Abstract Bioleaching was used to dissolve zinc, phosphorus, potassium and calcium oxide found in iron concentrates using acidophilic microorganisms to enhance the iron yield. Rheological properties of the mineral pulps revealed a maximum in the zero shear-rate viscosity (0.068 Pa s) during day 5 of the process. The mineral concentrate contained hematite (Fe2O3) and magnetite (Fe3O4). Dissolution kinetics were followed in a continuous stirring tank reactor (CSTR) and pulp rheological properties were measured.

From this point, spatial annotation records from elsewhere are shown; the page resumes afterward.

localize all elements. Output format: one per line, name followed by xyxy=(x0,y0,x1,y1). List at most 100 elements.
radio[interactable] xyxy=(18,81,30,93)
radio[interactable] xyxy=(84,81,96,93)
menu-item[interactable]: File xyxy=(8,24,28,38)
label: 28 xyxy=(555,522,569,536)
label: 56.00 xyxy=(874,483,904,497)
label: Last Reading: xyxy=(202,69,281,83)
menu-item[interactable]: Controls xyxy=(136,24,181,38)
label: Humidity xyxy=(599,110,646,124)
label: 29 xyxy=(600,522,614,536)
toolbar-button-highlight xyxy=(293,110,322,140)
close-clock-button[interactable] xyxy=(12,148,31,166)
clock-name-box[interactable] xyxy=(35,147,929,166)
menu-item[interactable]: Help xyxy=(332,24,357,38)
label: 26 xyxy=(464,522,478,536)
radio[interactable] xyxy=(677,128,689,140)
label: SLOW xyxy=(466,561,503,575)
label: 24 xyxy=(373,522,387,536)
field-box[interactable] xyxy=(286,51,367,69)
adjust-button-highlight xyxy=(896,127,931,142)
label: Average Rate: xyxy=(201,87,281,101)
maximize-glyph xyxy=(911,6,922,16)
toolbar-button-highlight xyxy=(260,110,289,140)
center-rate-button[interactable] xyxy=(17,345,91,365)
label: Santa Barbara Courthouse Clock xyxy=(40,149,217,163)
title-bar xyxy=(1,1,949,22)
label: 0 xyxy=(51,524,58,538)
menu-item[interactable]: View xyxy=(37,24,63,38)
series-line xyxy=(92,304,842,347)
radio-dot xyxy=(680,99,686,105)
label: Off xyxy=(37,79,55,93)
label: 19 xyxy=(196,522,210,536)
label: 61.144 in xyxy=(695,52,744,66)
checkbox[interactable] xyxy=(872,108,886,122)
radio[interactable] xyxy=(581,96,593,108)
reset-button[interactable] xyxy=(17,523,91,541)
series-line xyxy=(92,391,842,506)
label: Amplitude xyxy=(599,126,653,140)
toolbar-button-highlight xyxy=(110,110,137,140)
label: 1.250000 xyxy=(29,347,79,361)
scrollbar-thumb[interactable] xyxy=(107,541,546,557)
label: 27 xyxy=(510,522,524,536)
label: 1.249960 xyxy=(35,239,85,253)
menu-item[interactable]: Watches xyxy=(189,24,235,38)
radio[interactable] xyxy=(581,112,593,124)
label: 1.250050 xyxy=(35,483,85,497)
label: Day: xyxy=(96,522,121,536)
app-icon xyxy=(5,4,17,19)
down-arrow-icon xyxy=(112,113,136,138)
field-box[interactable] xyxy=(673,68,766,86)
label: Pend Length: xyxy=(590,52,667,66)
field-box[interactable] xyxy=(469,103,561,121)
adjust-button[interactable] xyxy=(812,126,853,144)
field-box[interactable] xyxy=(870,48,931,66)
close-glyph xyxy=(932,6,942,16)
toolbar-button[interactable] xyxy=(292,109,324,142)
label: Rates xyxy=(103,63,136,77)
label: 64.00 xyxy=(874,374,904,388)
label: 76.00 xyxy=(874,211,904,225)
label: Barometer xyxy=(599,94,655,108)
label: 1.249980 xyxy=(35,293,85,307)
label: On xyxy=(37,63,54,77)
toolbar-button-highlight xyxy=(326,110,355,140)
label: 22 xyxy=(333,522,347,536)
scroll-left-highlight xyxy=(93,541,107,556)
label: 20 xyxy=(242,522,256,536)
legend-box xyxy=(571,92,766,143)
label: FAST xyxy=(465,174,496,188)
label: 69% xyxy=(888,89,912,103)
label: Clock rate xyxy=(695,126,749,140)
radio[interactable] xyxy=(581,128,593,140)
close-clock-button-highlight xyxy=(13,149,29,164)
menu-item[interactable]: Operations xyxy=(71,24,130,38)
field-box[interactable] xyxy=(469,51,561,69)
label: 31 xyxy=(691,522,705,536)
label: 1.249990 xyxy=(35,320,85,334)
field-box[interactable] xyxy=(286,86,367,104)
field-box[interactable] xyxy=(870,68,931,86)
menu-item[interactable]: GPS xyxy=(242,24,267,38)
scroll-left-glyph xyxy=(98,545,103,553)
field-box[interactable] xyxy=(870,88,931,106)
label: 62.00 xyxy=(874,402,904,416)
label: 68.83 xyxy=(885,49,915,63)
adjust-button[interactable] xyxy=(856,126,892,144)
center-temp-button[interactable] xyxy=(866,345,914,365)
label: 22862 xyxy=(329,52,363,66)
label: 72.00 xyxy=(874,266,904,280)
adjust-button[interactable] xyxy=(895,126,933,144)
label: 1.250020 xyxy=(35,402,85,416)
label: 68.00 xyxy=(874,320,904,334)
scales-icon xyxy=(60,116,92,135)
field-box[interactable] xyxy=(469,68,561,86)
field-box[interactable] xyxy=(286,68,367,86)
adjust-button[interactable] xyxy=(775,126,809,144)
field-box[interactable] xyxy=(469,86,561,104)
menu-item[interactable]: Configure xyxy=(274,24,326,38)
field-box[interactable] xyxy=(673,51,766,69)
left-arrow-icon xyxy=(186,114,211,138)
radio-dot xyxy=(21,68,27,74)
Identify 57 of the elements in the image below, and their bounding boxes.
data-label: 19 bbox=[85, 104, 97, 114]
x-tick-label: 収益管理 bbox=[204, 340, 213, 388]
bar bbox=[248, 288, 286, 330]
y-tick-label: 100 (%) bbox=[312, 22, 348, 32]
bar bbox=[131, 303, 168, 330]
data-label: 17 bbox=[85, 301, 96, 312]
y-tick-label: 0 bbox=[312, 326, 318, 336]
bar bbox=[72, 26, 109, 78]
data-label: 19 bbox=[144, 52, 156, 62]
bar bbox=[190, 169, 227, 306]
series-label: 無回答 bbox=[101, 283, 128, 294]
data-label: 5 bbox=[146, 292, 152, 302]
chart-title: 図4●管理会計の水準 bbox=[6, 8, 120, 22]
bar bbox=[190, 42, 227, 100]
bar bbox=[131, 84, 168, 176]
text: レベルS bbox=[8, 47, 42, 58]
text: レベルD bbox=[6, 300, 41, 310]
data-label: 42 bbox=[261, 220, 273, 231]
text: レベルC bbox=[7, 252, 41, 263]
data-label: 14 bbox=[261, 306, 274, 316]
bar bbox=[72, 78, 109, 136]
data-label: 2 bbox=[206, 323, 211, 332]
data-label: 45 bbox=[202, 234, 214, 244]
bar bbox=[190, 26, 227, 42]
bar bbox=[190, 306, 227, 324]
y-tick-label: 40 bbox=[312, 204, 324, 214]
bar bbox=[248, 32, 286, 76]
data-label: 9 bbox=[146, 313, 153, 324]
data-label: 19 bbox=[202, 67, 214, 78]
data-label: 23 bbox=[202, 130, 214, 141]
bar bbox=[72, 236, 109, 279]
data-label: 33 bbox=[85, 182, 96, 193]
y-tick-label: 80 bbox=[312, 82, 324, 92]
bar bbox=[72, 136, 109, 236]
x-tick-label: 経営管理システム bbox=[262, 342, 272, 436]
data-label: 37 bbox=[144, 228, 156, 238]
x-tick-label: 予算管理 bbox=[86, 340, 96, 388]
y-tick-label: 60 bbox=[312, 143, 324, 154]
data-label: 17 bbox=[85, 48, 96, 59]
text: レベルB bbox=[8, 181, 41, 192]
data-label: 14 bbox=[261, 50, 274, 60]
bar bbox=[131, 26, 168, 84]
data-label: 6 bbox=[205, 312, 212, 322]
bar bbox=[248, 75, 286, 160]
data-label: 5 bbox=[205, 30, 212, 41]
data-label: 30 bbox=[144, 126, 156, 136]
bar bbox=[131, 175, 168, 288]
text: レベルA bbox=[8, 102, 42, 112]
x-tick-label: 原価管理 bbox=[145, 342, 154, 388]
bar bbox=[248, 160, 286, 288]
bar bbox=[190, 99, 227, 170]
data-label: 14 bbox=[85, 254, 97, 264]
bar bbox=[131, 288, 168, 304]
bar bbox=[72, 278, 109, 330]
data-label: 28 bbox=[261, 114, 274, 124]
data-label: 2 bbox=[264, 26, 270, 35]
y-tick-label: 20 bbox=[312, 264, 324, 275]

Various analytical techniques were employed to evaluate the initial and final compositions of the mineral iron concentrates, such as scanning electron microscopy (SEM) and X-ray diffraction using the powder method (XRD). Data obtained from SAOS (small amplitude oscillatory shear) and simple shear were modeled using the multimodal Maxwell model and a kinetic rheological model (BMP), respectively. Up to 72% P, 91% CaO, 74% K and 53% Zn were dissolved in 5 days, where a maximum in both rheological analysis (continuous and oscillatory flow) was observed. This maximum coincided with the end of the microbial growth phase, demonstrating that the microbial growth kinetics influenced the rheological property, which can be modeled using a kinetic-like constitutive equation. The linear viscoelastic response of the pulp is consistent with the appearance of a weak gel at long times (low frequency) with relaxation exponent of n = 0.91 and gel strength of S = 0.0151 Pa sn. A generalized Maxwellian behavior with three relaxation times was observed at high frequency, associated with biofilm–particle interactions. Further investigations may consider other rheological analysis such as LAOS or stress relaxation.